We doubt that Gothic Wednesday would have agreed to dance to David Guetta’s electro. However, the French DJ has just reinvented the song his own way. bloody mary by Lady Gaga, a 2011 title that meets a new youth thanks to the Netflix series.
The author of planetary tubes as Money Where Love Do not Let Me Go posted a video to TikTok on Thursday documenting his process for turning the original song’s pop into a title. dancing.
25th place worldwide on Deezer
Armed with a simple laptop and a keyboard, he changes the beat, speeds up the tempo, adds a pad to create a “mellow techno vibe”, mixes the song with another… and voila. In the comments, many netizens ask him to release this new version.
After the premiere on November 23 on Netflix of Wednesday, a series focused on the eldest daughter of the Addams family, many fans recreated on TikTok a dance in which the character indulges in one of the episodes. But instead of repeating the music used in the show, they played the moves in a sped up version of bloody marya track from Lady Gaga’s album Born this way released in 2011.
A success eleven years after its launch
It is not explained why TikTok users chose this music to accompany their videos. But thanks to its sudden ubiquity on TikTok, a service particularly popular with young people, the echo of bloody mary has gone far beyond the borders of the social network.

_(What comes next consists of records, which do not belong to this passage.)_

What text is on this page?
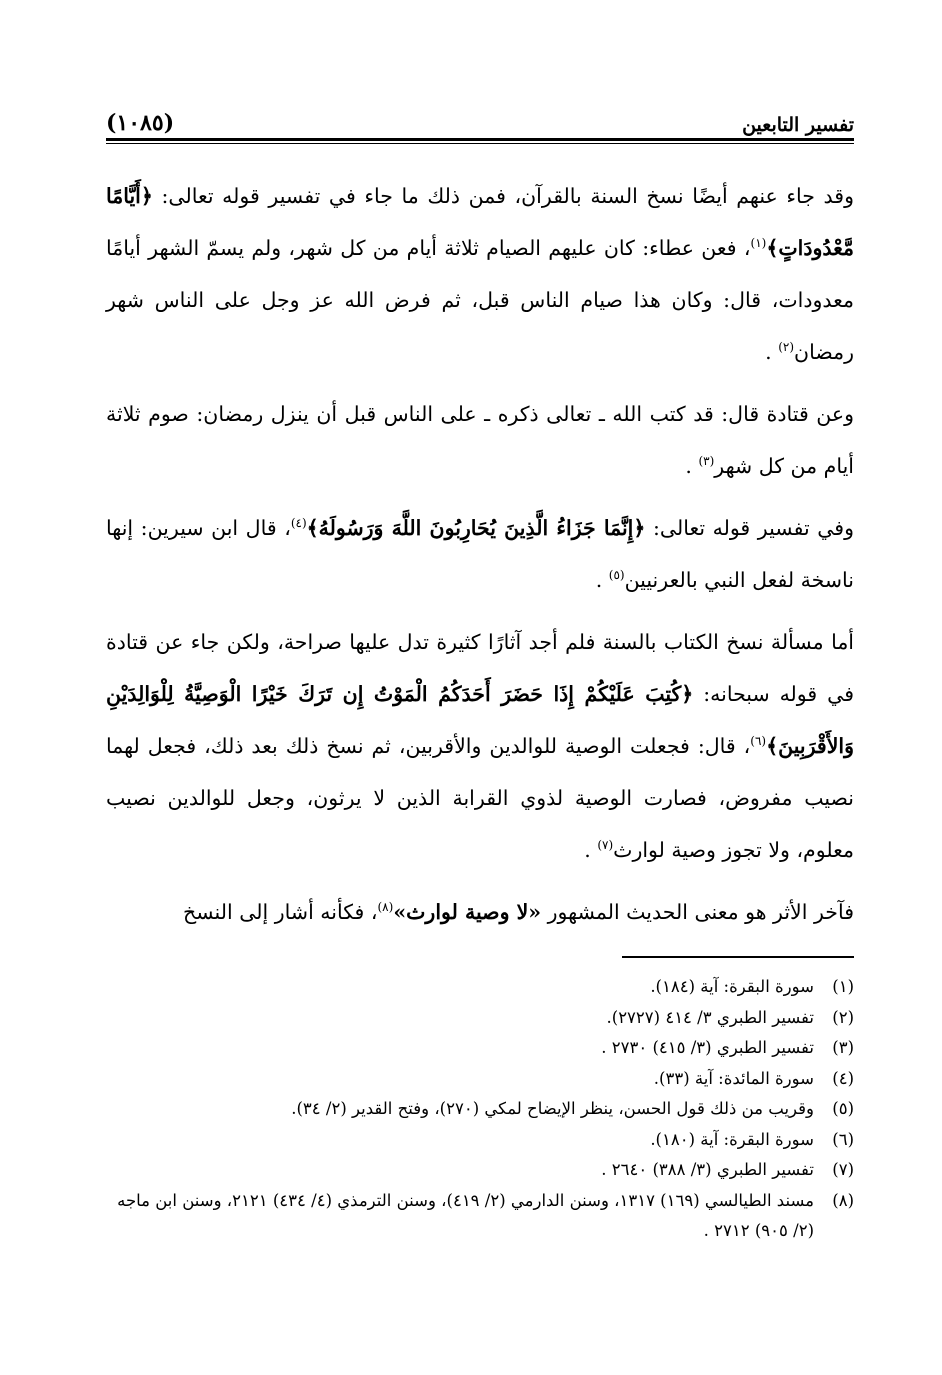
تفسير التابعين
(١٠٨٥)

وقد جاء عنهم أيضًا نسخ السنة بالقرآن، فمن ذلك ما جاء في تفسير قوله تعالى: ﴿أَيَّامًا مَّعْدُودَاتٍ﴾$^{(١)}$، فعن عطاء: كان عليهم الصيام ثلاثة أيام من كل شهر، ولم يسمّ الشهر أيامًا معدودات، قال: وكان هذا صيام الناس قبل، ثم فرض الله عز وجل على الناس شهر رمضان$^{(٢)}$ .

وعن قتادة قال: قد كتب الله ـ تعالى ذكره ـ على الناس قبل أن ينزل رمضان: صوم ثلاثة أيام من كل شهر$^{(٣)}$ .

وفي تفسير قوله تعالى: ﴿إِنَّمَا جَزَاءُ الَّذِينَ يُحَارِبُونَ اللَّهَ وَرَسُولَهُ﴾$^{(٤)}$، قال ابن سيرين: إنها ناسخة لفعل النبي بالعرنيين$^{(٥)}$ .

أما مسألة نسخ الكتاب بالسنة فلم أجد آثارًا كثيرة تدل عليها صراحة، ولكن جاء عن قتادة في قوله سبحانه: ﴿كُتِبَ عَلَيْكُمْ إِذَا حَضَرَ أَحَدَكُمُ الْمَوْتُ إِن تَرَكَ خَيْرًا الْوَصِيَّةُ لِلْوَالِدَيْنِ وَالأَقْرَبِينَ﴾$^{(٦)}$، قال: فجعلت الوصية للوالدين والأقربين، ثم نسخ ذلك بعد ذلك، فجعل لهما نصيب مفروض، فصارت الوصية لذوي القرابة الذين لا يرثون، وجعل للوالدين نصيب معلوم، ولا تجوز وصية لوارث$^{(٧)}$ .

فآخر الأثر هو معنى الحديث المشهور «لا وصية لوارث»$^{(٨)}$، فكأنه أشار إلى النسخ

(١)
سورة البقرة: آية (١٨٤).
(٢)
تفسير الطبري ٣/ ٤١٤ (٢٧٢٧).
(٣)
تفسير الطبري (٣/ ٤١٥) ٢٧٣٠ .
(٤)
سورة المائدة: آية (٣٣).
(٥)
وقريب من ذلك قول الحسن، ينظر الإيضاح لمكي (٢٧٠)، وفتح القدير (٢/ ٣٤).
(٦)
سورة البقرة: آية (١٨٠).
(٧)
تفسير الطبري (٣/ ٣٨٨) ٢٦٤٠ .
(٨)
مسند الطيالسي (١٦٩) ١٣١٧، وسنن الدارمي (٢/ ٤١٩)، وسنن الترمذي (٤/ ٤٣٤) ٢١٢١، وسنن ابن ماجه (٢/ ٩٠٥) ٢٧١٢ .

On Shazam, an app that detects a song’s title and artist just by listening to it, the song ranked at the top of the most searched songs in the world, as well as in France, Germany, Argentina, Brazil, Chile, Hungary. , Israel, Mexico and Norway.

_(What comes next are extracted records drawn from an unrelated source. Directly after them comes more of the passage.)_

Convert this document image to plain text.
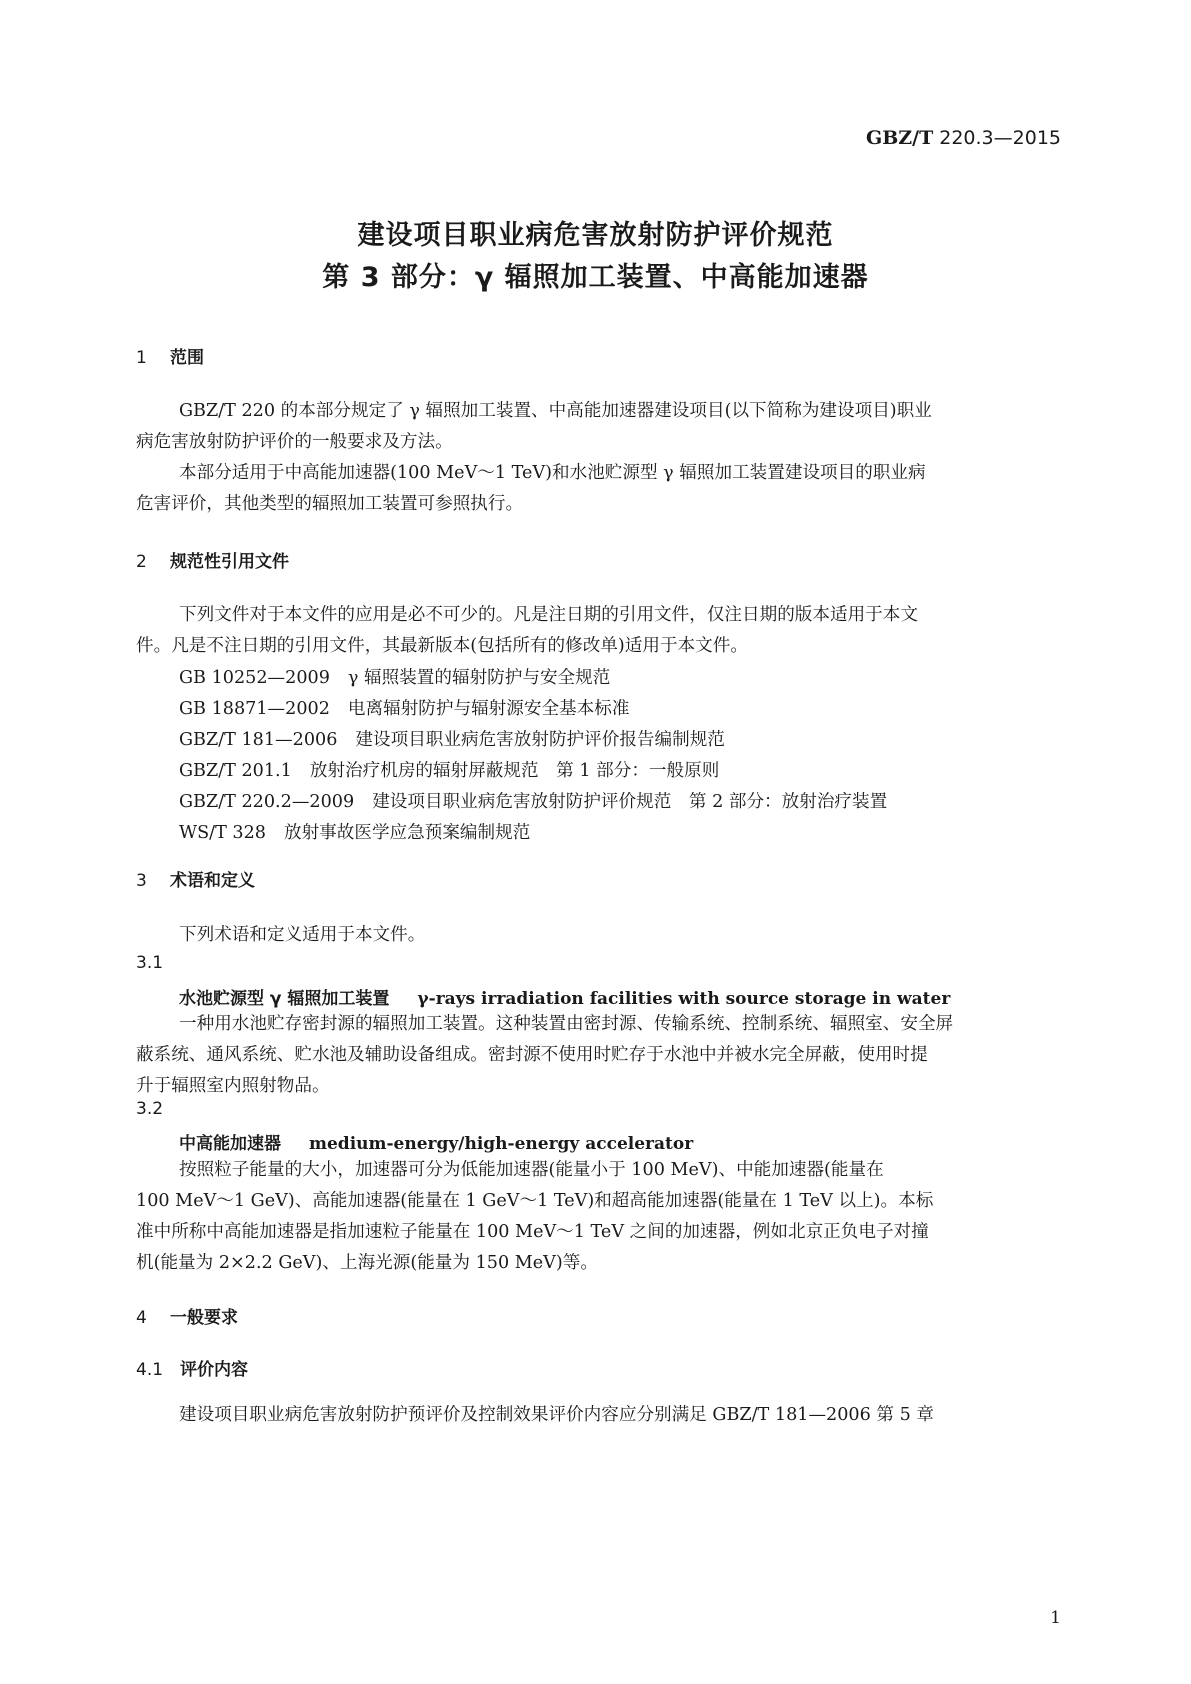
GBZ/T 220.3—2015
建设项目职业病危害放射防护评价规范
第 3 部分：γ 辐照加工装置、中高能加速器
1 范围
GBZ/T 220 的本部分规定了 γ 辐照加工装置、中高能加速器建设项目(以下简称为建设项目)职业
病危害放射防护评价的一般要求及方法。
本部分适用于中高能加速器(100 MeV～1 TeV)和水池贮源型 γ 辐照加工装置建设项目的职业病
危害评价，其他类型的辐照加工装置可参照执行。
2 规范性引用文件
下列文件对于本文件的应用是必不可少的。凡是注日期的引用文件，仅注日期的版本适用于本文
件。凡是不注日期的引用文件，其最新版本(包括所有的修改单)适用于本文件。
GB 10252—2009 γ 辐照装置的辐射防护与安全规范
GB 18871—2002 电离辐射防护与辐射源安全基本标准
GBZ/T 181—2006 建设项目职业病危害放射防护评价报告编制规范
GBZ/T 201.1 放射治疗机房的辐射屏蔽规范　第 1 部分：一般原则
GBZ/T 220.2—2009 建设项目职业病危害放射防护评价规范　第 2 部分：放射治疗装置
WS/T 328 放射事故医学应急预案编制规范
3 术语和定义
下列术语和定义适用于本文件。
3.1
水池贮源型 γ 辐照加工装置 γ-rays irradiation facilities with source storage in water
一种用水池贮存密封源的辐照加工装置。这种装置由密封源、传输系统、控制系统、辐照室、安全屏
蔽系统、通风系统、贮水池及辅助设备组成。密封源不使用时贮存于水池中并被水完全屏蔽，使用时提
升于辐照室内照射物品。
3.2
中高能加速器 medium-energy/high-energy accelerator
按照粒子能量的大小，加速器可分为低能加速器(能量小于 100 MeV)、中能加速器(能量在
100 MeV～1 GeV)、高能加速器(能量在 1 GeV～1 TeV)和超高能加速器(能量在 1 TeV 以上)。本标
准中所称中高能加速器是指加速粒子能量在 100 MeV～1 TeV 之间的加速器，例如北京正负电子对撞
机(能量为 2×2.2 GeV)、上海光源(能量为 150 MeV)等。
4 一般要求
4.1 评价内容
建设项目职业病危害放射防护预评价及控制效果评价内容应分别满足 GBZ/T 181—2006 第 5 章
1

It has also generated new enthusiasm on streaming platforms, for example ranking 25th in Deezer’s world ranking of most listened to songs. Riding the wave of this unexpected success, Lady Gaga herself lent herself to the game by reproducing the famous dance on TikTok.
I have to say that Wednesday had every chance of setting a trend: this series created by Alfred Cough and Miles Millar (and partly directed by Tim Burton) achieved the best start in Netflix history for an English-language series with 341.2 million hours watched in all. the world in its first week of broadcast, breaking the record held by season 4 of Strange things.